Whether they should have signed a bat instead is totally fair. I know you liked Cuddyer, and maybe others. But would it have mattered? Would you feel better going into 2014 with him instead?
RichmondPhilsFan wrote:They gave him a four year contract with a pretty easy vest for a fifth year barring injury or a complete and utter collapse (55 games finished in year 4 or 100 games finished in years 3 and 4). AAV is irrelevant at that point. A FIVE YEAR CONTRACT for a reliever is unacceptable, period.
Grotewold wrote:Whether they should have signed a bat instead is totally fair. I know you liked Cuddyer, and maybe others. But would it have mattered? Would you feel better going into 2014 with him instead?
Chase Utley and the Phillies have been discussing deals for three years or two years plus a vesting option for a third that would pay him in the neighborhood of $13 million a year, sources said.
Grotewold wrote:RichmondPhilsFan wrote:They gave him a four year contract with a pretty easy vest for a fifth year barring injury or a complete and utter collapse (55 games finished in year 4 or 100 games finished in years 3 and 4). AAV is irrelevant at that point. A FIVE YEAR CONTRACT for a reliever is unacceptable, period.

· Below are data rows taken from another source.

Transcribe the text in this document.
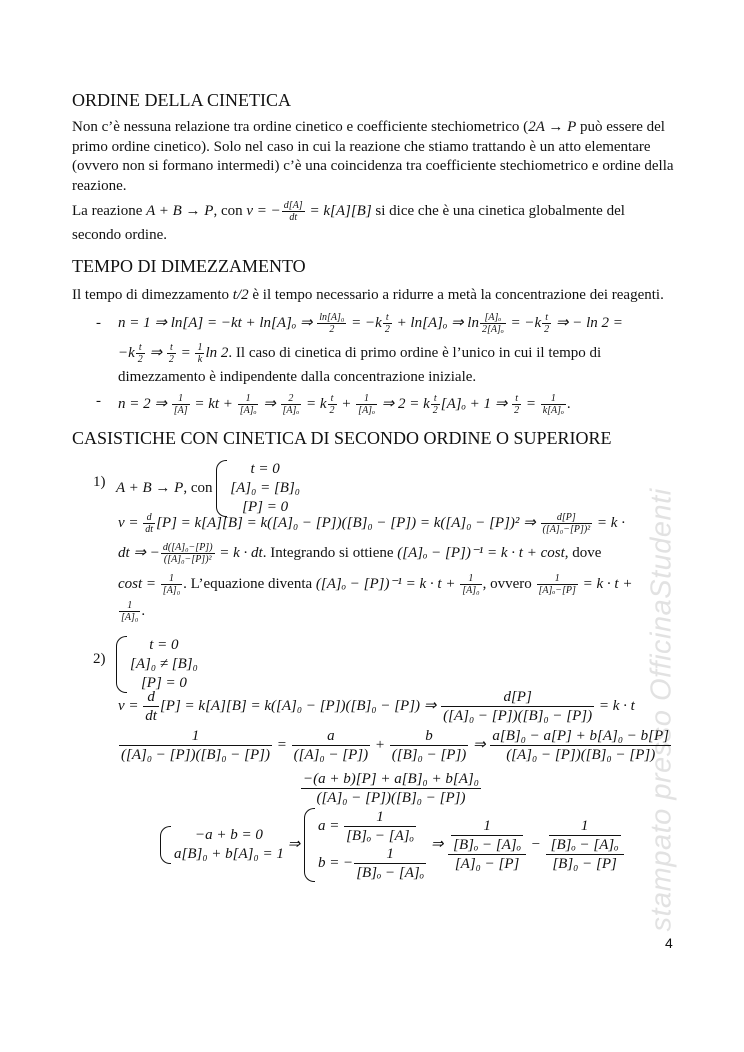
ORDINE DELLA CINETICA
TEMPO DI DIMEZZAMENTO
CASISTICHE CON CINETICA DI SECONDO ORDINE O SUPERIORE
-
-
1)
2)	stampato presso OfficinaStudenti
4
Non c’è nessuna relazione tra ordine cinetico e coefficiente stechiometrico (2A → P può essere del
primo ordine cinetico). Solo nel caso in cui la reazione che stiamo trattando è un atto elementare
(ovvero non si formano intermedi) c’è una coincidenza tra coefficiente stechiometrico e ordine della
reazione.
La reazione A + B → P, con v = − $\frac{d[A]}{dt} = k[A][B]$ si dice che è una cinetica globalmente del
secondo ordine.
Il tempo di dimezzamento t/2 è il tempo necessario a ridurre a metà la concentrazione dei reagenti.
n = 1 ⇒ ln[A] = −kt + ln[A]ₒ ⇒ $\frac{\text{ln[A]₀}}{2} = -k \frac{t}{2} + \ln[A]_o$ ⇒ $\ln \frac{\text{[A]ₒ}}{\text{2[A]ₒ}} = -k \frac{t}{2}$ ⇒ − ln 2 =
$-k \frac{t}{2}$ ⇒ $\frac{t}{2} = \frac{1}{k}$ ln 2. Il caso di cinetica di primo ordine è l’unico in cui il tempo di
dimezzamento è indipendente dalla concentrazione iniziale.
n = 2 ⇒ $\frac{1}{[A]}$ = kt + $\frac{1}{\text{[A]ₒ}}$ ⇒ $\frac{2}{\text{[A]ₒ}} = k \frac{t}{2} + \frac{1}{\text{[A]ₒ}}$ ⇒ 2 = k $\frac{t}{2} [A]_o + 1$ ⇒ $\frac{t}{2} = \frac{1}{\text{k[A]ₒ}}$ .
A + B → P, con
t = 0
[A]₀ = [B]₀
[P] = 0
$v = \frac{d}{dt} [P] = k[A][B] = k([A]_0 - [P])([B]_0 - [P]) = k([A]_0 - [P])^2$ ⇒ $\frac{d[P]}{\text{([A]₀−[P])²}} = k$ ·
dt ⇒ − $\frac{\text{d([A]₀−[P])}}{\text{([A]₀−[P])²}} = k$ · dt. Integrando si ottiene ([A]ₒ − [P])⁻¹ = k · t + cost, dove
$\cos t = \frac{1}{\text{[A]₀}}$ . L’equazione diventa $([A]_o - [P])^{-1} = k \cdot t + \frac{1}{\text{[A]₀}}$ , ovvero $\frac{1}{\text{[A]ₒ−[P]}} = k \cdot t$ +
$\frac{1}{\text{[A]₀}}$ .
t = 0
[A]₀ ≠ [B]₀
[P] = 0
$v = \frac{d}{dt} [P] = k[A][B] = k([A]_0 - [P])([B]_0 - [P])$ ⇒ $\frac{d[P]}{\text{([A]₀ − [P])([B]₀ − [P])}} = k \cdot t$
$\frac{1}{\text{([A]₀ − [P])([B]₀ − [P])}} = \frac{a}{\text{([A]₀ − [P])}} + \frac{b}{\text{([B]₀ − [P])}}$ ⇒ $\frac{\text{a[B]₀ − a[P] + b[A]₀ − b[P]}}{\text{([A]₀ − [P])([B]₀ − [P])}}$
$\frac{\text{−(a + b)[P] + a[B]₀ + b[A]₀}}{\text{([A]₀ − [P])([B]₀ − [P])}}$
−a + b = 0
a[B]₀ + b[A]₀ = 1
⇒
$a = \frac{1}{\text{[B]ₒ − [A]ₒ}}$
b = − $\frac{1}{\text{[B]ₒ − [A]ₒ}}$
⇒ $\frac{\frac{1}{\text{[B]ₒ − [A]ₒ}}}{\text{[A]₀ − [P]}} - \frac{\frac{1}{\text{[B]ₒ − [A]ₒ}}}{\text{[B]₀ − [P]}}$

I understand that in theory, although "utter collapse" is a bit much. But can we wait for his performance to actually drop from elite before freaking out? Assuming he's even here the whole time?
p.s. The fallback was four years for Madson, which most here would have supported
RichmondPhilsFan wrote:Except they could've frontloaded the contract or done ANYTHING to make the contract more palatable on the back end, when the team would likely not be a contender anymore. If they'd paid Paps $16M or $18M in 2012 and 2013, he'd be a hell of a lot more moveable at this point.
stevemc wrote:Heyman:Chase Utley and the Phillies have been discussing deals for three years or two years plus a vesting option for a third that would pay him in the neighborhood of $13 million a year, sources said.
Houshphandzadeh wrote:can't they just send some money with him now, which would have the same effect as having frontloaded it?